The emigration of the Chakmas and their settlement in Mizoram was resented by the Mizos. This led to a dispute about which community was “indigenous” in Mizoram. The Mizos claimed Mizoram was the land which has been traditionally theirs and where they have been living for generations. The Chakmas dispute this claim. The ethnicity question in the old Lushai Hills district of Assam, which is now renamed as Mizoram, is very old and dates back to the period of British conquest of this area.
The BJP seems to have made some inroads in the Chakma community as reflected in the election results.
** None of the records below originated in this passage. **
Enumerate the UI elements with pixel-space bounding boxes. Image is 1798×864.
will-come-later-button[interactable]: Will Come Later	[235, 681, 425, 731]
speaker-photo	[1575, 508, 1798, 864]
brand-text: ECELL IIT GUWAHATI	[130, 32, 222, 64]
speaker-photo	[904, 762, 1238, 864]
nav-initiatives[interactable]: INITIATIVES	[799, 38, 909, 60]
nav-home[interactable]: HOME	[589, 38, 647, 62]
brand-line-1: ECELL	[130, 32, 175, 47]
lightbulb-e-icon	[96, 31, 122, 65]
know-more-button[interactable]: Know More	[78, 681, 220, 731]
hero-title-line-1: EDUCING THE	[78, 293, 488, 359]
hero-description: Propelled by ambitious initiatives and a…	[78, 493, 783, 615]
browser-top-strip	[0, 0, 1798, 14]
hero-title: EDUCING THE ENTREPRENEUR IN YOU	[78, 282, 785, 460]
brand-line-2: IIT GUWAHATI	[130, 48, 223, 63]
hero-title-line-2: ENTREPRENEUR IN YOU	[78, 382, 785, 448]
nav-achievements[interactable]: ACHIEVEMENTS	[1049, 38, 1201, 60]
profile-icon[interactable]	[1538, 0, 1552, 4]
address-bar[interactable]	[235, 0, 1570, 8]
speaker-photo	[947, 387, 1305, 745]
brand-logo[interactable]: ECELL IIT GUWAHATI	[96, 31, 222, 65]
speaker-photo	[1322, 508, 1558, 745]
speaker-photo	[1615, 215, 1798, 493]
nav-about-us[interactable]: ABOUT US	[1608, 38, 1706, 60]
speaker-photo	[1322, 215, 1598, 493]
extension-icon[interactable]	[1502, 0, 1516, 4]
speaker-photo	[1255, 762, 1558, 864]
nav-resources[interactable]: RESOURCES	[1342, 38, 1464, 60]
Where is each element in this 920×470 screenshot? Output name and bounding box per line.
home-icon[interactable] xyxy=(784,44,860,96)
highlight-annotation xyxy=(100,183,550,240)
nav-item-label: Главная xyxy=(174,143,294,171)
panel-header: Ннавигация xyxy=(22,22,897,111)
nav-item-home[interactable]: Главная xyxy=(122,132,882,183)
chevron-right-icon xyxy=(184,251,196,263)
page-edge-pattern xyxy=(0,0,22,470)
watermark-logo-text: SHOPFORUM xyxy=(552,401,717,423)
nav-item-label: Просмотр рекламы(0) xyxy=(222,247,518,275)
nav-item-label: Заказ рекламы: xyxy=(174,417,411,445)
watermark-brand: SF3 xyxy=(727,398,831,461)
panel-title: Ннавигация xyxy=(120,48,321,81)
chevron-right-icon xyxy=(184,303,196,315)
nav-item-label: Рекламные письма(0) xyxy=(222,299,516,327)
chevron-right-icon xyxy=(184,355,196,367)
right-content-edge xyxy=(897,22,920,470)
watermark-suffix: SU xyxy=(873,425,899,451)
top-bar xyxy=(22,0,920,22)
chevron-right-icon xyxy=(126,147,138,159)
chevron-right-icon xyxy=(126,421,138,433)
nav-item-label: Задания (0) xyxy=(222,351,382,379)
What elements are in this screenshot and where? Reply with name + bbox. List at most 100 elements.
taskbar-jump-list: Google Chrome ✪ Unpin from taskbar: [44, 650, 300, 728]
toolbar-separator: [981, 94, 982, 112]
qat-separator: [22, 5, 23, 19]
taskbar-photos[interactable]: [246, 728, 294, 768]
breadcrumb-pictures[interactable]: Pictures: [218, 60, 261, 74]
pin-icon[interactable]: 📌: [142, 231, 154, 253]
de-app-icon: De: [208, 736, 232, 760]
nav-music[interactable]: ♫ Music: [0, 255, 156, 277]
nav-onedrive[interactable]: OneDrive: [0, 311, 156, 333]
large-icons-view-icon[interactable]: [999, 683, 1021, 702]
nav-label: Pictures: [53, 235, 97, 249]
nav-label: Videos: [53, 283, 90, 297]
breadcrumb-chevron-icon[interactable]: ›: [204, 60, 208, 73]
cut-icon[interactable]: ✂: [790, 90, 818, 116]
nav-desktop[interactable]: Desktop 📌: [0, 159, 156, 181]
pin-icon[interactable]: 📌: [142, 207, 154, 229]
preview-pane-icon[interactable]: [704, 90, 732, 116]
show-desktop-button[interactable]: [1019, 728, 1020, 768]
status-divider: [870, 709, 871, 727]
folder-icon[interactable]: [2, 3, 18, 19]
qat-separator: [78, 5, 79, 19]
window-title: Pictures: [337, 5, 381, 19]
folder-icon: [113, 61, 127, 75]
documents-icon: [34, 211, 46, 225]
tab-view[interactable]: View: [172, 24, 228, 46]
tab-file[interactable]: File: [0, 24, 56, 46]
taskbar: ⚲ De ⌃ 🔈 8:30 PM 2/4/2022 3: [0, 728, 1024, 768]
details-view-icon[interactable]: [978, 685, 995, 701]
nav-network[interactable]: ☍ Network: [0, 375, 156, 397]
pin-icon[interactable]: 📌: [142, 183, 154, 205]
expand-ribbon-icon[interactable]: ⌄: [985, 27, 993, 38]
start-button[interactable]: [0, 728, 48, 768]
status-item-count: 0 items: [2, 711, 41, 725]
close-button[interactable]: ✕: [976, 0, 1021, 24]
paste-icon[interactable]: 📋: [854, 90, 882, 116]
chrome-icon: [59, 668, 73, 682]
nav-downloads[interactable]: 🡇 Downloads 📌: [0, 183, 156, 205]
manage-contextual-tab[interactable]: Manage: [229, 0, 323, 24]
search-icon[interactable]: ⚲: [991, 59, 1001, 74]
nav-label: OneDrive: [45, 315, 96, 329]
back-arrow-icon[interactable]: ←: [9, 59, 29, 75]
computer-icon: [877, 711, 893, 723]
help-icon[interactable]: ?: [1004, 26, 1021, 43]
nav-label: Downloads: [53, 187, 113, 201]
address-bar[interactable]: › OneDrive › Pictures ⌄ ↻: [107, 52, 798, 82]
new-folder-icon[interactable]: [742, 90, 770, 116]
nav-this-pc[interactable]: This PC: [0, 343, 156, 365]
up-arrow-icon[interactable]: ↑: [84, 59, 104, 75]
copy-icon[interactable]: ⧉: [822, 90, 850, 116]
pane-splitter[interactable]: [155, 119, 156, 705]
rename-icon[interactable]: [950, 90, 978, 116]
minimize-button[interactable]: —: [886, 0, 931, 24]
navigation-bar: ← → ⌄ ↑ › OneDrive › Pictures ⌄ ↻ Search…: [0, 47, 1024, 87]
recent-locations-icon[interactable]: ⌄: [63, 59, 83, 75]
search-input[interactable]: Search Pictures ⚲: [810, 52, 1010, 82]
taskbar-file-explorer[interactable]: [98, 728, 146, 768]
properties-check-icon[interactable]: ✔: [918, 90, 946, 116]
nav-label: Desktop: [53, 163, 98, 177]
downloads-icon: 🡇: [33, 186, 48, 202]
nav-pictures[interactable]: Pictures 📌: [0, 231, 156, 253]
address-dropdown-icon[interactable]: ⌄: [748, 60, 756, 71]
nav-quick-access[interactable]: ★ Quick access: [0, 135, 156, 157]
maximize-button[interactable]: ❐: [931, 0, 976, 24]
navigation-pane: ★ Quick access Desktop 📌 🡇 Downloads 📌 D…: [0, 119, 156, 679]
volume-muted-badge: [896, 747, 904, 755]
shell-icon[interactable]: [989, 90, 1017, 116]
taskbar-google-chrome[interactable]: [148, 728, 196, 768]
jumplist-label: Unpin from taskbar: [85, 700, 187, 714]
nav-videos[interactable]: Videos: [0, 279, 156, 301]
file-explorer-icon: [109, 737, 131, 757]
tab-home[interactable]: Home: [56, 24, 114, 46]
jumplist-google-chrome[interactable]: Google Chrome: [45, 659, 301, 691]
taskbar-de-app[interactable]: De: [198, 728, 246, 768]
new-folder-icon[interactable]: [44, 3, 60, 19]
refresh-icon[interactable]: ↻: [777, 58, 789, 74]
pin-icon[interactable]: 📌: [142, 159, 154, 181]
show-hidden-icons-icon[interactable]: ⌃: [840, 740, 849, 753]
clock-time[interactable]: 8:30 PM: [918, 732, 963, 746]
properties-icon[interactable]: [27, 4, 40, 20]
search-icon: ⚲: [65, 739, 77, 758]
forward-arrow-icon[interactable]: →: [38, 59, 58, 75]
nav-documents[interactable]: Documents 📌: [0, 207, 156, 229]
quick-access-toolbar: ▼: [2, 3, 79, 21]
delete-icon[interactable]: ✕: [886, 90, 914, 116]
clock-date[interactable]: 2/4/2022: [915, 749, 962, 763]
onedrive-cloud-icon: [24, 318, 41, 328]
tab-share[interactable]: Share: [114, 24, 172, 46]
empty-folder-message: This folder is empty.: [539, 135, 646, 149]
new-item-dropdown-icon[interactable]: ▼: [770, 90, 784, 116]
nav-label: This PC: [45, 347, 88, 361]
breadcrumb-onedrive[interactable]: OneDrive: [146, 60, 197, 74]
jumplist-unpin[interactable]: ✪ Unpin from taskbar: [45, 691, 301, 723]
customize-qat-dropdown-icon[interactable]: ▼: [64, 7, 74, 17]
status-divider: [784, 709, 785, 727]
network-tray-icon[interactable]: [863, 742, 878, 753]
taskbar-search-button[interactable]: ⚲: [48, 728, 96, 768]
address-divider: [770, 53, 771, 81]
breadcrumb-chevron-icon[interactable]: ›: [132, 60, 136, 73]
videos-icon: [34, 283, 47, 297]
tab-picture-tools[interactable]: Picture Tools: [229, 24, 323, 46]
That the Congress had to strike a deal with the BJP to keep the MNF out of power in the CADC shows that Congress influence on the Chakmas has declined. The Congress considers the MNF as its main opponent. So it chose to join hands with the BJP against the MNF. Observers of Mizoram politics doubt the wisdom of the local Congress leaders in deciding to join hands with the BJP.
So far there is no indication that the Congress is facing any serious threat from any quarter. But there are several months to the elections and it is likely enough that the BJP will mount an offensive against the Congress in a big way. If past experience in other north-eastern States like Arunachal and Manipur is any guide, the BJP will have the resources – much more than the Congress can possibly mobilize – to make an entry into the Mizoram Assembly.
But it will have to contend with a formidable rival. The present Congress Chief Minister of Mizoram, Lalthanhawla, is a popular figure. His first term as CM was from 1984 to 1986 and then again from 1989 to 1998. He became CM again in 2013. The BJP, indeed, no other party, has a leader who has the personality or popularity of Lalthanhawla. That the popularity of the MNF is nothing much to write home about is proved by the fact that in 2013 it could win only five seats in a House of 40. The MNF’s formal position till now is that it is not going to have a tie-up with the BJP in the Assembly polls.
Economically, Mizoram is a fast progressing State. It had the second highest growth rate among the North-Eastern States at 11 per cent against the target of 7.8 per cent during the Eleventh Five Year Plan (2007-12).
MNF, the main opposition party in Mizoram, was founded by the rebel leader Laldenga in 1961. It staged an armed insurgency in April, 1966 and “occupied” the Aizawl town. The insurgency continued for years till Laldenga and the then Prime Minister Rajiv Gandhi signed a “Memorandum of Settlement” in June, 1986. The Constitution of the MNF says it upholds the principles of democracy and secularism.
Geographically, Mizoram is sandwiched between Bangladesh on the west and Myanmar in the east. The State occupies an important place in the Kaladan Multi-Modal Transit Transport System. It is an ambitious project to connect the Sittwe seaport in the Rakhine State of Myanmar to Kolkata by river and road route. It is expected to be completed by 2020. Once the project is completed Mizoram is expected to see a quantum jump in economic activity.